Sunday, 7 August 2016

Interpreting Archival Resources

Lord Mountbatten's Letter

The evidence for the selection and appointment of Cooverji Bhabha as the Chairman of the Delhi Emergency Committee (which supervised and coordinated all the tasks of maintaining law & order, crowd control and rehabilitation in the aftermath of the terrible riots that raged in Delhi after the country’s partition) was found as a letter written by Governor-General Mountbatten on September 9, 1947. This letter is a part of the Bhabha familys archival collection.
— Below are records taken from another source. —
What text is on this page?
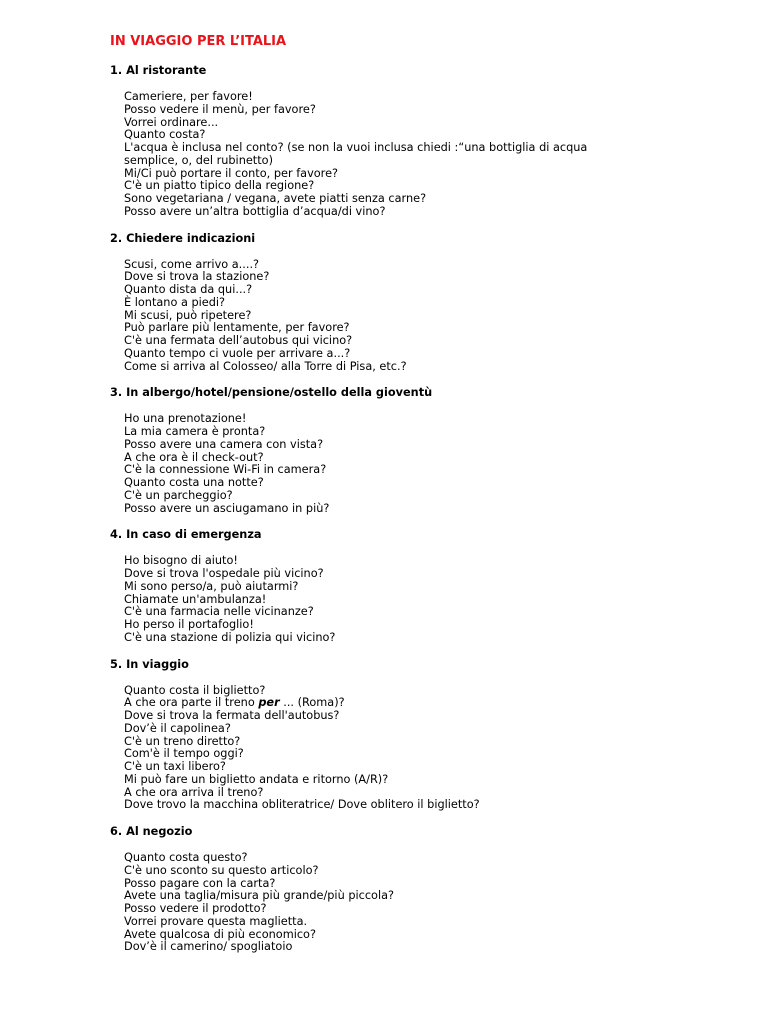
IN VIAGGIO PER L’ITALIA
1. Al ristorante
Cameriere, per favore!
Posso vedere il menù, per favore?
Vorrei ordinare...
Quanto costa?
L'acqua è inclusa nel conto? (se non la vuoi inclusa chiedi :“una bottiglia di acqua semplice, o, del rubinetto)
Mi/Ci può portare il conto, per favore?
C'è un piatto tipico della regione?
Sono vegetariana / vegana, avete piatti senza carne?
Posso avere un’altra bottiglia d’acqua/di vino?
2. Chiedere indicazioni
Scusi, come arrivo a....?
Dove si trova la stazione?
Quanto dista da qui...?
È lontano a piedi?
Mi scusi, può ripetere?
Può parlare più lentamente, per favore?
C'è una fermata dell’autobus qui vicino?
Quanto tempo ci vuole per arrivare a...?
Come si arriva al Colosseo/ alla Torre di Pisa, etc.?
3. In albergo/hotel/pensione/ostello della gioventù
Ho una prenotazione!
La mia camera è pronta?
Posso avere una camera con vista?
A che ora è il check-out?
C'è la connessione Wi-Fi in camera?
Quanto costa una notte?
C'è un parcheggio?
Posso avere un asciugamano in più?
4. In caso di emergenza
Ho bisogno di aiuto!
Dove si trova l'ospedale più vicino?
Mi sono perso/a, può aiutarmi?
Chiamate un'ambulanza!
C'è una farmacia nelle vicinanze?
Ho perso il portafoglio!
C'è una stazione di polizia qui vicino?
5. In viaggio
Quanto costa il biglietto?
A che ora parte il treno per ... (Roma)?
Dove si trova la fermata dell'autobus?
Dov’è il capolinea?
C'è un treno diretto?
Com'è il tempo oggi?
C'è un taxi libero?
Mi può fare un biglietto andata e ritorno (A/R)?
A che ora arriva il treno?
Dove trovo la macchina obliteratrice/ Dove oblitero il biglietto?
6. Al negozio
Quanto costa questo?
C'è uno sconto su questo articolo?
Posso pagare con la carta?
Avete una taglia/misura più grande/più piccola?
Posso vedere il prodotto?
Vorrei provare questa maglietta.
Avete qualcosa di più economico?
Dov’è il camerino/ spogliatoio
As the biographer, one could have used only the information contained in the letter. I chose to reproduce the scanned images of that document in the book, for several reasons. One, the letter showed how meticulously correct the Governor-General was in not only communicating the decision in writing – even in those emergency circumstances, he writes the ‘orders’ down in his own hand without waiting for his personal staff to type it. Two, he has the words Viceroy’s House on his letterhead cancelled and substituted by Government House – using the old stationery and not wasting paper. Three, he uses both sides of the paper to write on (which shows through in the digital image). And, four, he follows correct administrative protocol by consulting the Prime Minister and obtaining his concurrence on Cooverji’s appointment.

These comments, as observations of the biographer, would have marred the narrative – which, in this instance, was the story on Cooverji Bhabha’s life and his work. But, for a social historian, these observations were important. By reproducing the image of the letter, the observations were conveyed – perhaps more effectively – since an image is more effective than a thousand words!